Ia menjelaskan bagaimana deskripsi kain dalam kutipan naskah untuk menggambarkan busana tokoh penting, seperti dalam Serat Centini Kadipaten (1815).
Salah satu kutipan menggambarkan keindahan batik dan kain tradisional yang melekat dalam aturan busana pernikahan bangsawan.
“Sami basahan sedaya, dodote mawarni-warni, bathik Modang Semukiran miwah sembagi bang kuning” yang berarti “semuanya memakai busana basahan kain dodotnya beraneka ragam. Batik Modang Semukiran dan kain sembagi merah kuning.”

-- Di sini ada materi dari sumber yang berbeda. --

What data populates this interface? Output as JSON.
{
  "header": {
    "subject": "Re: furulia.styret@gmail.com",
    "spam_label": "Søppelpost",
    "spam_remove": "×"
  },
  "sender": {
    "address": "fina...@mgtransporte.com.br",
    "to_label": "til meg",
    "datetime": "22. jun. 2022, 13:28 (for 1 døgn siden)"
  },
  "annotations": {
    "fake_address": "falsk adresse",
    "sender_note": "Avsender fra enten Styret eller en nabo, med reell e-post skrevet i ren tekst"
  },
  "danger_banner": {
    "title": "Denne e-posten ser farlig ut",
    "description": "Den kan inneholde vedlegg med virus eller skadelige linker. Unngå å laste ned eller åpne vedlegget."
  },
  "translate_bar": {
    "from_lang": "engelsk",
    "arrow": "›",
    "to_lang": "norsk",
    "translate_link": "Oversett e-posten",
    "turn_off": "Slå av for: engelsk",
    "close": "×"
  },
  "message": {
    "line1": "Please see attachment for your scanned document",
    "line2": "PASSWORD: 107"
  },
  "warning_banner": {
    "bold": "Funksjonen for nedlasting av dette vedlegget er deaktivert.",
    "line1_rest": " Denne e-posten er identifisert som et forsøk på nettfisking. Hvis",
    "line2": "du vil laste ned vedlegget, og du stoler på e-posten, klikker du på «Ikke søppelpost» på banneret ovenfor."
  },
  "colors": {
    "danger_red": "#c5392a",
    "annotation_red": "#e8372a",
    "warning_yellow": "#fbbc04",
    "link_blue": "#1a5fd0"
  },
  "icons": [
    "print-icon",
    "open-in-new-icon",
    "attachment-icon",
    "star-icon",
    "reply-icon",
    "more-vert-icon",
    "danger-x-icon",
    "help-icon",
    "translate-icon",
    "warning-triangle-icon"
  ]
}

Saktimulyaa menambahkan bahwa setiap elemen wastra—mulai dari pemilihan kain, alat yang digunakan, hingga motif—memiliki makna dan tujuan tertentu.

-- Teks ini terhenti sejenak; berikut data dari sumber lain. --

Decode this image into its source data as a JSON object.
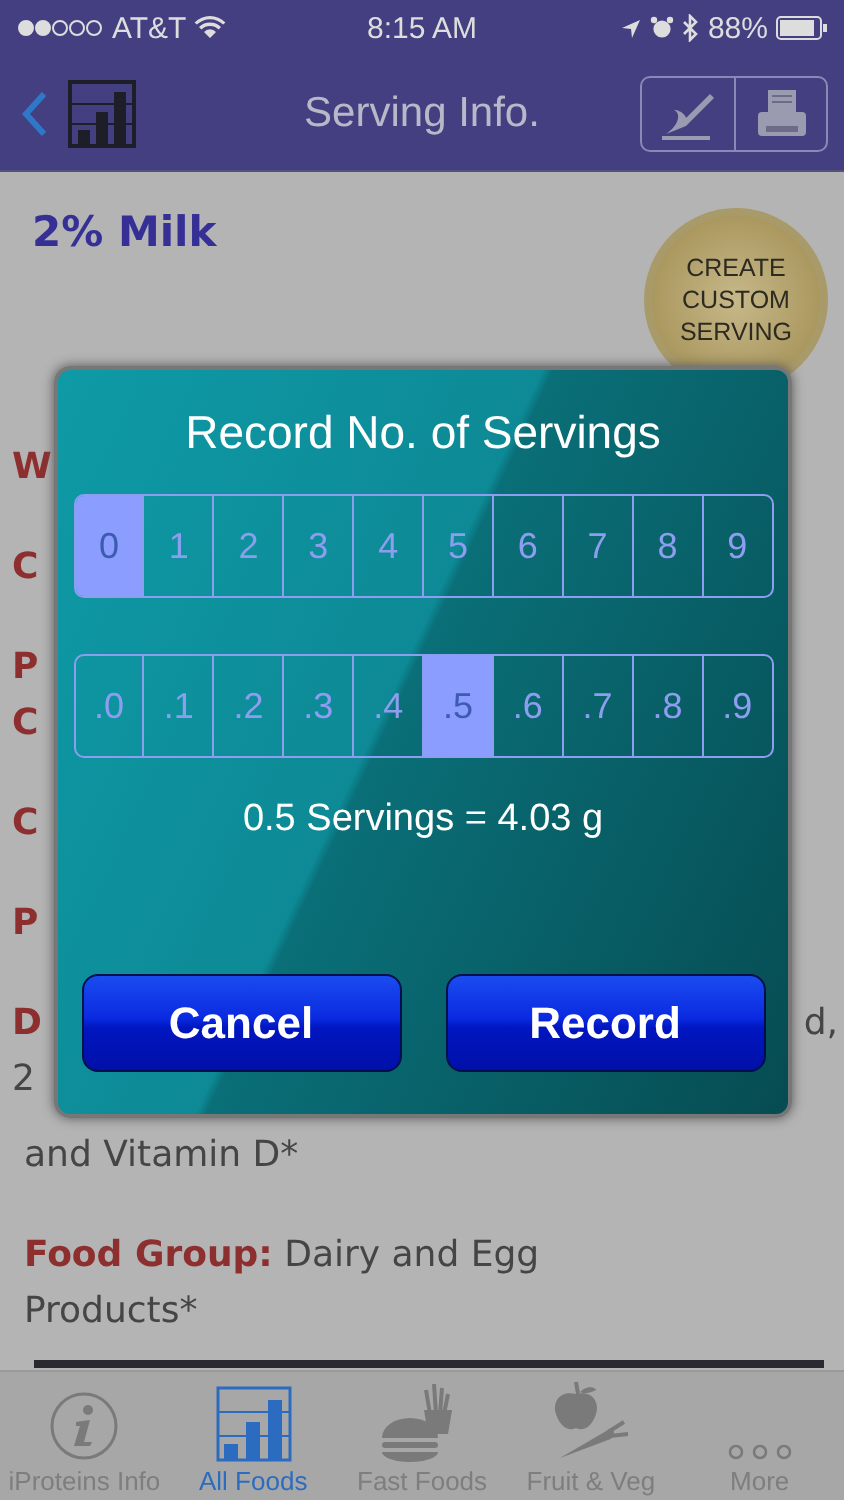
{
  "status_bar": {
    "carrier": "AT&T",
    "time": "8:15 AM",
    "battery": "88%"
  },
  "nav": {
    "title": "Serving Info."
  },
  "food": {
    "name": "2% Milk",
    "badge_lines": [
      "CREATE",
      "CUSTOM",
      "SERVING"
    ]
  },
  "details": [
    {
      "lines": [
        {
          "label": "W"
        }
      ]
    },
    {
      "lines": [
        {
          "label": "C"
        }
      ]
    },
    {
      "lines": [
        {
          "label": "P"
        },
        {
          "label": "C"
        }
      ]
    },
    {
      "lines": [
        {
          "label": "C"
        }
      ]
    },
    {
      "lines": [
        {
          "label": "P"
        }
      ]
    },
    {
      "lines": [
        {
          "label": "D",
          "right": "d,"
        },
        {
          "text": "2"
        },
        {
          "text": "and Vitamin D*"
        }
      ]
    },
    {
      "lines": [
        {
          "label": "Food Group:",
          "text": "Dairy and Egg"
        },
        {
          "text": "Products*"
        }
      ]
    }
  ],
  "dialog": {
    "title": "Record No. of Servings",
    "whole": [
      {
        "label": "0",
        "selected": true
      },
      {
        "label": "1",
        "selected": false
      },
      {
        "label": "2",
        "selected": false
      },
      {
        "label": "3",
        "selected": false
      },
      {
        "label": "4",
        "selected": false
      },
      {
        "label": "5",
        "selected": false
      },
      {
        "label": "6",
        "selected": false
      },
      {
        "label": "7",
        "selected": false
      },
      {
        "label": "8",
        "selected": false
      },
      {
        "label": "9",
        "selected": false
      }
    ],
    "tenths": [
      {
        "label": ".0",
        "selected": false
      },
      {
        "label": ".1",
        "selected": false
      },
      {
        "label": ".2",
        "selected": false
      },
      {
        "label": ".3",
        "selected": false
      },
      {
        "label": ".4",
        "selected": false
      },
      {
        "label": ".5",
        "selected": true
      },
      {
        "label": ".6",
        "selected": false
      },
      {
        "label": ".7",
        "selected": false
      },
      {
        "label": ".8",
        "selected": false
      },
      {
        "label": ".9",
        "selected": false
      }
    ],
    "result": "0.5 Servings = 4.03 g",
    "buttons": [
      "Cancel",
      "Record"
    ]
  },
  "tabs": [
    {
      "label": "iProteins Info",
      "kind": "info",
      "selected": false
    },
    {
      "label": "All Foods",
      "kind": "chart",
      "selected": true
    },
    {
      "label": "Fast Foods",
      "kind": "fastfood",
      "selected": false
    },
    {
      "label": "Fruit & Veg",
      "kind": "produce",
      "selected": false
    },
    {
      "label": "More",
      "kind": "more",
      "selected": false
    }
  ]
}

“Makna-makna tersebut menjadi cerminan nilai budaya dan estetika lokal,” ungkap dosen UGM yang juga seorang sastrawan Kadipaten Pakualaman ini.
Nanang Asfarinal melengkapi dengan pembahasan mengenai keunikan corak wastra dari berbagai daerah di Nusantara. Ia menekankan bahwa setiap corak memiliki roh dan makna simbolis yang memperkaya keindahan dan nilai filosofi pemakainya.

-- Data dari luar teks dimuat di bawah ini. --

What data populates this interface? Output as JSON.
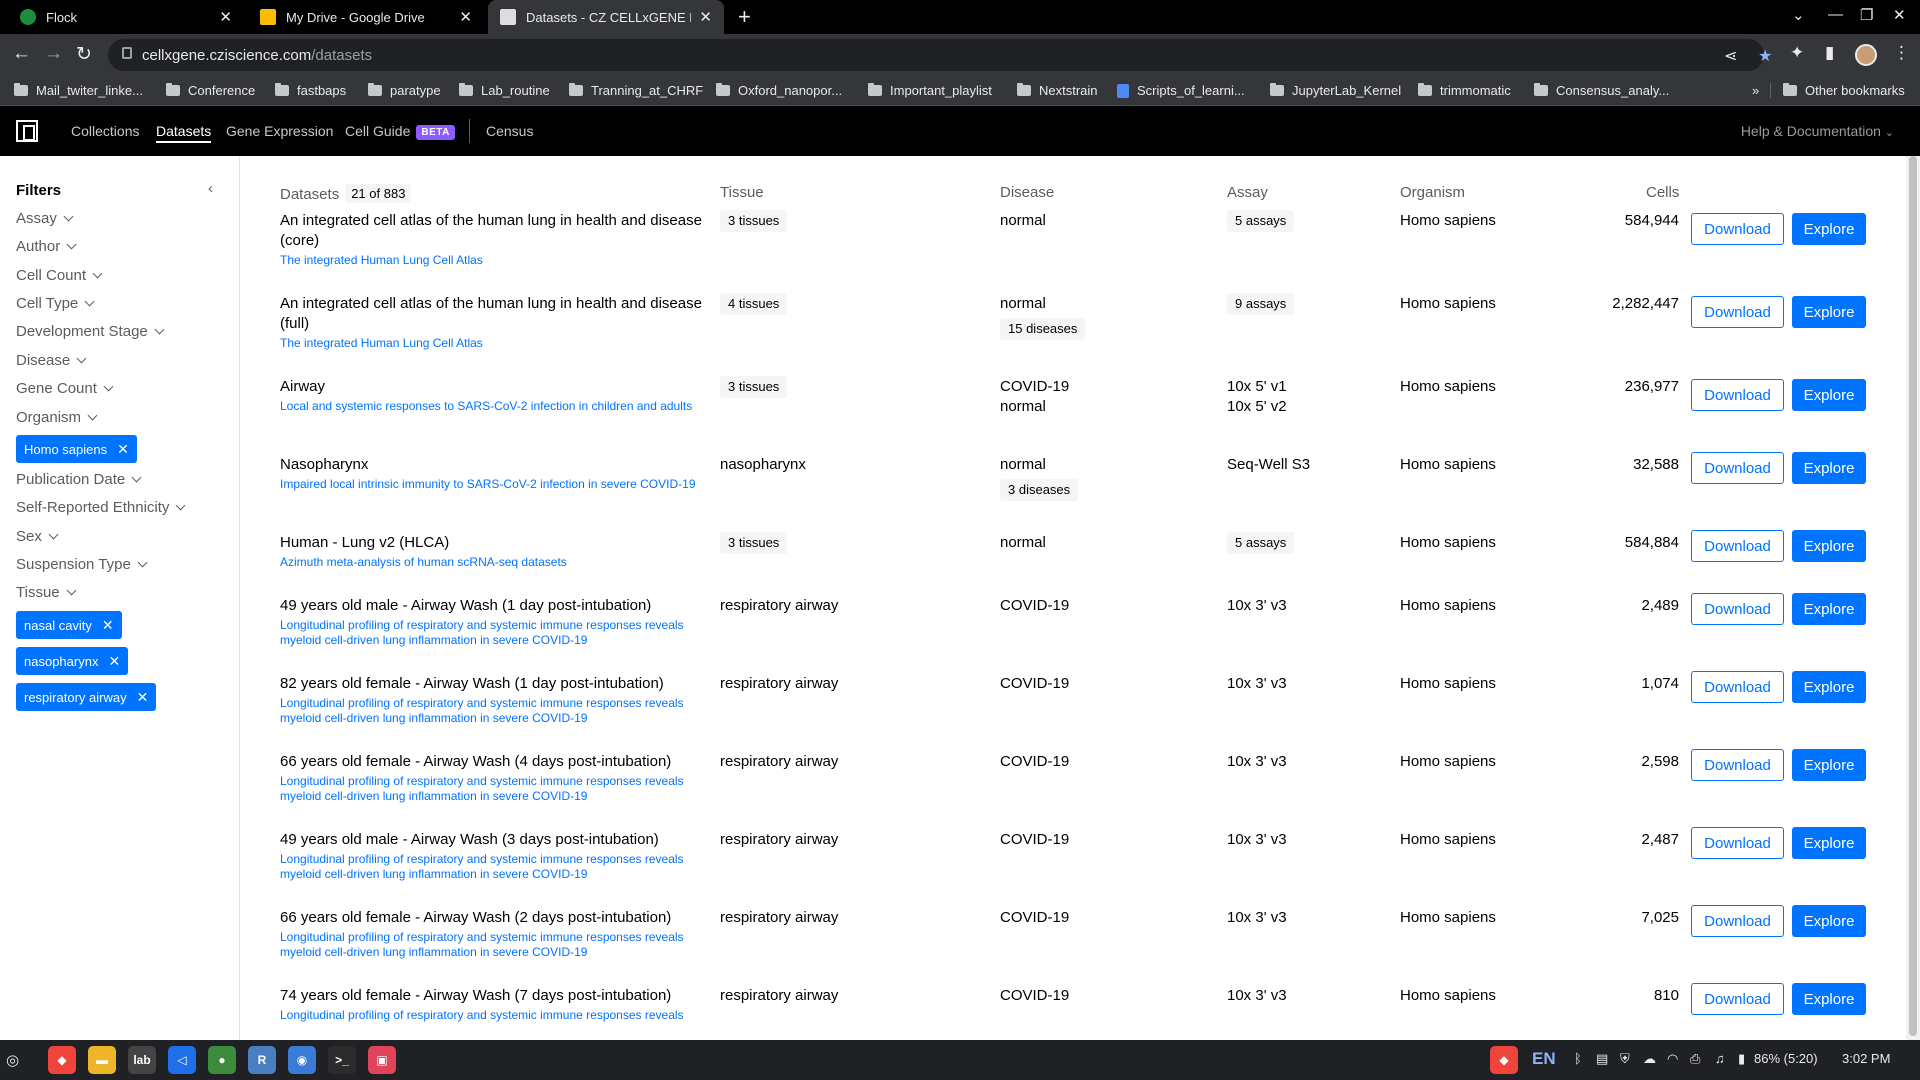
{
  "browser": {
    "tabs": [
      {
        "title": "Flock",
        "color": "#1e8e3e"
      },
      {
        "title": "My Drive - Google Drive",
        "color": "#fbbc04"
      },
      {
        "title": "Datasets - CZ CELLxGENE Disc",
        "color": "#dddddd"
      }
    ],
    "url_host": "cellxgene.cziscience.com",
    "url_path": "/datasets",
    "bookmarks": [
      {
        "label": "Mail_twiter_linke...",
        "icon": "folder"
      },
      {
        "label": "Conference",
        "icon": "folder"
      },
      {
        "label": "fastbaps",
        "icon": "folder"
      },
      {
        "label": "paratype",
        "icon": "folder"
      },
      {
        "label": "Lab_routine",
        "icon": "folder"
      },
      {
        "label": "Tranning_at_CHRF",
        "icon": "folder"
      },
      {
        "label": "Oxford_nanopor...",
        "icon": "folder"
      },
      {
        "label": "Important_playlist",
        "icon": "folder"
      },
      {
        "label": "Nextstrain",
        "icon": "folder"
      },
      {
        "label": "Scripts_of_learni...",
        "icon": "doc"
      },
      {
        "label": "JupyterLab_Kernel",
        "icon": "folder"
      },
      {
        "label": "trimmomatic",
        "icon": "folder"
      },
      {
        "label": "Consensus_analy...",
        "icon": "folder"
      }
    ],
    "other_bookmarks": "Other bookmarks"
  },
  "nav": {
    "links": [
      "Collections",
      "Datasets",
      "Gene Expression",
      "Cell Guide"
    ],
    "beta": "BETA",
    "census": "Census",
    "help": "Help & Documentation"
  },
  "filters": {
    "title": "Filters",
    "items": [
      "Assay",
      "Author",
      "Cell Count",
      "Cell Type",
      "Development Stage",
      "Disease",
      "Gene Count",
      "Organism",
      "Publication Date",
      "Self-Reported Ethnicity",
      "Sex",
      "Suspension Type",
      "Tissue"
    ],
    "organism_chips": [
      "Homo sapiens"
    ],
    "tissue_chips": [
      "nasal cavity",
      "nasopharynx",
      "respiratory airway"
    ]
  },
  "table": {
    "headers": {
      "datasets": "Datasets",
      "count": "21 of 883",
      "tissue": "Tissue",
      "disease": "Disease",
      "assay": "Assay",
      "organism": "Organism",
      "cells": "Cells"
    },
    "download_label": "Download",
    "explore_label": "Explore",
    "rows": [
      {
        "title": "An integrated cell atlas of the human lung in health and disease (core)",
        "collection": "The integrated Human Lung Cell Atlas",
        "tissue": "3 tissues",
        "tissue_tag": true,
        "disease": [
          "normal"
        ],
        "disease_tag": "",
        "assay": [
          "5 assays"
        ],
        "assay_tag": true,
        "organism": "Homo sapiens",
        "cells": "584,944"
      },
      {
        "title": "An integrated cell atlas of the human lung in health and disease (full)",
        "collection": "The integrated Human Lung Cell Atlas",
        "tissue": "4 tissues",
        "tissue_tag": true,
        "disease": [
          "normal"
        ],
        "disease_tag": "15 diseases",
        "assay": [
          "9 assays"
        ],
        "assay_tag": true,
        "organism": "Homo sapiens",
        "cells": "2,282,447"
      },
      {
        "title": "Airway",
        "collection": "Local and systemic responses to SARS-CoV-2 infection in children and adults",
        "tissue": "3 tissues",
        "tissue_tag": true,
        "disease": [
          "COVID-19",
          "normal"
        ],
        "disease_tag": "",
        "assay": [
          "10x 5' v1",
          "10x 5' v2"
        ],
        "assay_tag": false,
        "organism": "Homo sapiens",
        "cells": "236,977"
      },
      {
        "title": "Nasopharynx",
        "collection": "Impaired local intrinsic immunity to SARS-CoV-2 infection in severe COVID-19",
        "tissue": "nasopharynx",
        "tissue_tag": false,
        "disease": [
          "normal"
        ],
        "disease_tag": "3 diseases",
        "assay": [
          "Seq-Well S3"
        ],
        "assay_tag": false,
        "organism": "Homo sapiens",
        "cells": "32,588"
      },
      {
        "title": "Human - Lung v2 (HLCA)",
        "collection": "Azimuth meta-analysis of human scRNA-seq datasets",
        "tissue": "3 tissues",
        "tissue_tag": true,
        "disease": [
          "normal"
        ],
        "disease_tag": "",
        "assay": [
          "5 assays"
        ],
        "assay_tag": true,
        "organism": "Homo sapiens",
        "cells": "584,884"
      },
      {
        "title": "49 years old male - Airway Wash (1 day post-intubation)",
        "collection": "Longitudinal profiling of respiratory and systemic immune responses reveals myeloid cell-driven lung inflammation in severe COVID-19",
        "tissue": "respiratory airway",
        "tissue_tag": false,
        "disease": [
          "COVID-19"
        ],
        "disease_tag": "",
        "assay": [
          "10x 3' v3"
        ],
        "assay_tag": false,
        "organism": "Homo sapiens",
        "cells": "2,489"
      },
      {
        "title": "82 years old female - Airway Wash (1 day post-intubation)",
        "collection": "Longitudinal profiling of respiratory and systemic immune responses reveals myeloid cell-driven lung inflammation in severe COVID-19",
        "tissue": "respiratory airway",
        "tissue_tag": false,
        "disease": [
          "COVID-19"
        ],
        "disease_tag": "",
        "assay": [
          "10x 3' v3"
        ],
        "assay_tag": false,
        "organism": "Homo sapiens",
        "cells": "1,074"
      },
      {
        "title": "66 years old female - Airway Wash (4 days post-intubation)",
        "collection": "Longitudinal profiling of respiratory and systemic immune responses reveals myeloid cell-driven lung inflammation in severe COVID-19",
        "tissue": "respiratory airway",
        "tissue_tag": false,
        "disease": [
          "COVID-19"
        ],
        "disease_tag": "",
        "assay": [
          "10x 3' v3"
        ],
        "assay_tag": false,
        "organism": "Homo sapiens",
        "cells": "2,598"
      },
      {
        "title": "49 years old male - Airway Wash (3 days post-intubation)",
        "collection": "Longitudinal profiling of respiratory and systemic immune responses reveals myeloid cell-driven lung inflammation in severe COVID-19",
        "tissue": "respiratory airway",
        "tissue_tag": false,
        "disease": [
          "COVID-19"
        ],
        "disease_tag": "",
        "assay": [
          "10x 3' v3"
        ],
        "assay_tag": false,
        "organism": "Homo sapiens",
        "cells": "2,487"
      },
      {
        "title": "66 years old female - Airway Wash (2 days post-intubation)",
        "collection": "Longitudinal profiling of respiratory and systemic immune responses reveals myeloid cell-driven lung inflammation in severe COVID-19",
        "tissue": "respiratory airway",
        "tissue_tag": false,
        "disease": [
          "COVID-19"
        ],
        "disease_tag": "",
        "assay": [
          "10x 3' v3"
        ],
        "assay_tag": false,
        "organism": "Homo sapiens",
        "cells": "7,025"
      },
      {
        "title": "74 years old female - Airway Wash (7 days post-intubation)",
        "collection": "Longitudinal profiling of respiratory and systemic immune responses reveals",
        "tissue": "respiratory airway",
        "tissue_tag": false,
        "disease": [
          "COVID-19"
        ],
        "disease_tag": "",
        "assay": [
          "10x 3' v3"
        ],
        "assay_tag": false,
        "organism": "Homo sapiens",
        "cells": "810"
      }
    ]
  },
  "taskbar": {
    "apps": [
      {
        "name": "anydesk-icon",
        "color": "#ef443b",
        "label": "◆"
      },
      {
        "name": "files-icon",
        "color": "#f0b429",
        "label": "▬"
      },
      {
        "name": "jupyterlab-icon",
        "color": "#444444",
        "label": "lab"
      },
      {
        "name": "vscode-icon",
        "color": "#1f6feb",
        "label": "◁"
      },
      {
        "name": "chrome-icon",
        "color": "#3c8c3c",
        "label": "●"
      },
      {
        "name": "rstudio-icon",
        "color": "#4a7ec2",
        "label": "R"
      },
      {
        "name": "screenshot-icon",
        "color": "#3a7bd5",
        "label": "◉"
      },
      {
        "name": "terminal-icon",
        "color": "#2b2b2b",
        "label": ">_"
      },
      {
        "name": "recorder-icon",
        "color": "#e0445a",
        "label": "▣"
      }
    ],
    "lang": "EN",
    "battery": "86% (5:20)",
    "time": "3:02 PM"
  }
}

*Wastra sebagai Diplomasi dan Tantangan Pelestarian*
Selain sebagai warisan budaya, wastra juga dipandang sebagai alat diplomasi.
“Promosi budaya melalui wastra dapat menjadi simbol persahabatan antarnegara,” kata Asfarinal. Namun, ia juga mengungkapkan keprihatinan terkait beberapa warisan wastra yang mulai punah akibat tantangan ekonomi dan ekologis, serta kurangnya minat dari generasi muda.
Salah satu isu yang disoroti adalah pengakuan songket sebagai warisan dunia oleh Malaysia, meskipun asal-usulnya dari Indonesia.
Hal ini menunjukkan pentingnya upaya pengarsipan dan pelestarian wastra agar tetap menjadi identitas budaya bangsa.
Webinar ini menjadi bagian dari langkah menuju Jaringan Kota Pusaka Indonesia 2025, yang berupaya memperkuat peran warisan budaya, termasuk wastra, dalam membangun kesadaran dan apresiasi generasi mendatang terhadap nilai-nilai lokal.